Who Doesn’t Love a Good Demon Hag?

Where’s my damn coffee???

It’s been a beautiful sunshiny weekend in Sydney, and I’ve been stuck in bed with the flu. Thank you to all of the filthy disease carrying commuters on Sydney buses who coughed or sneezed on me last week. And an extra special thank you to the drivers who insist on blasting us with air-conditioning in this bitterly cold winter, recycling other peoples germs and farts so I can breathe them in. This one’s for you.

So, I rolled out of bed today (at noon) and looked in the mirror. Sure enough, I looked exactly like Onibaba, in the picture above. Before I was so rudely infiltrated by the latest flu virus last week, I took myself off to the Art Gallery of NSW for a delicious post-Ramadan glass of wine with my friend Sarah, and a screening of the 1964 Japanese horror flick, Onibaba (literal translation: Demon Hag). I’ve got to say, I am very partial to a good black and white Japanese horror flick. These guys really knew how to create good scary movies. And still do. You’re lying if you tell me you didn’t have nightmares after you watched The Ring or The Grudge!

But back to Onibaba. In a nutshell, it’s a simple tale of vengeance, and what can happen to you if you let it take over your life. During 14th century war-torn Japan, a woman and her daughter-in-law murder samurai soldiers and sell their possessions in order to scrape together enough money to eat.

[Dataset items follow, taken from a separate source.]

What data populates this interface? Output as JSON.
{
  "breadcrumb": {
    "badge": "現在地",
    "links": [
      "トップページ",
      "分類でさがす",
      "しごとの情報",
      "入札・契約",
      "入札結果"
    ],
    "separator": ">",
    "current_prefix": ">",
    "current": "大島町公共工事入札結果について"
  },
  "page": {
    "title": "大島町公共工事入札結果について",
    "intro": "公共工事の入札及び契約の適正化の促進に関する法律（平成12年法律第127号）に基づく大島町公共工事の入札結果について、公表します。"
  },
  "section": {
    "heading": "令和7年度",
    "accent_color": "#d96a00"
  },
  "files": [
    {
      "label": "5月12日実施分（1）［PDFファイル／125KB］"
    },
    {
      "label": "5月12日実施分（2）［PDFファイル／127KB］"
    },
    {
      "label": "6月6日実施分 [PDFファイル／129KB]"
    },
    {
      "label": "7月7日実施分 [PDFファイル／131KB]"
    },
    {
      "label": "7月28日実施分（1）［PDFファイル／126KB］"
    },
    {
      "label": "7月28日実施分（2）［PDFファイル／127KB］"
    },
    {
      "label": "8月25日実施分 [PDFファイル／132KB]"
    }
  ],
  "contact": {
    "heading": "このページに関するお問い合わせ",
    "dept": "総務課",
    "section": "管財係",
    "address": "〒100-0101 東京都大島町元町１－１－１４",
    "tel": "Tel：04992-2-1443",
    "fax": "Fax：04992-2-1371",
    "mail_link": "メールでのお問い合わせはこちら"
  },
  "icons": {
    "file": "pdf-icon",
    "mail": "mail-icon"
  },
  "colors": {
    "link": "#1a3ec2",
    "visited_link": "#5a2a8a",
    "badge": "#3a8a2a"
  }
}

When the daughter-in-law starts running off in the middle of the night to shag one of the neighbours, Mum tries exacting revenge by scaring the bejesus out of the girl by chasing her through the creepy reeds in a terrifying demon mask. But the ugliness of vengeance soon deforms the heart and face of Mum.

No Children of the Corn in here

Onibaba is visually stunning. I loved the haunting shots of the reeds swaying in the wind, the close ups of the actors, and the frightening Hannya mask. The Hannya mask is supposed to represent a hideous demon, but I found it quite beautiful. So, when I rolled out of bed today and looked in the mirror, I didn’t run screaming. Instead, I greeted Onibaba with a smile, blew the snot out of my sinuses, and felt beautiful in my own hideous hag-like way! Mind you, I was probably delirious thanks to being drugged up to the eyeballs. But I think it still makes for a lovely lesson. At times there’s beauty to be found in the the hideous, the sad and the ugly. Just take a look at it from an alternate angle, or put it in a different light.

So if you’re disease-free and looking for something to do in Sydney this Wednesday night, the Art Gallery is screening another black and white Japanese horror flick. This time it’s Akira Kurosawa’s adaptation of Macbeth, called Throne of Blood. Come join me. Just remember to leave the germs at home. I don’t want to be waking up on Thursday morning and having an “out, damned spot” moment!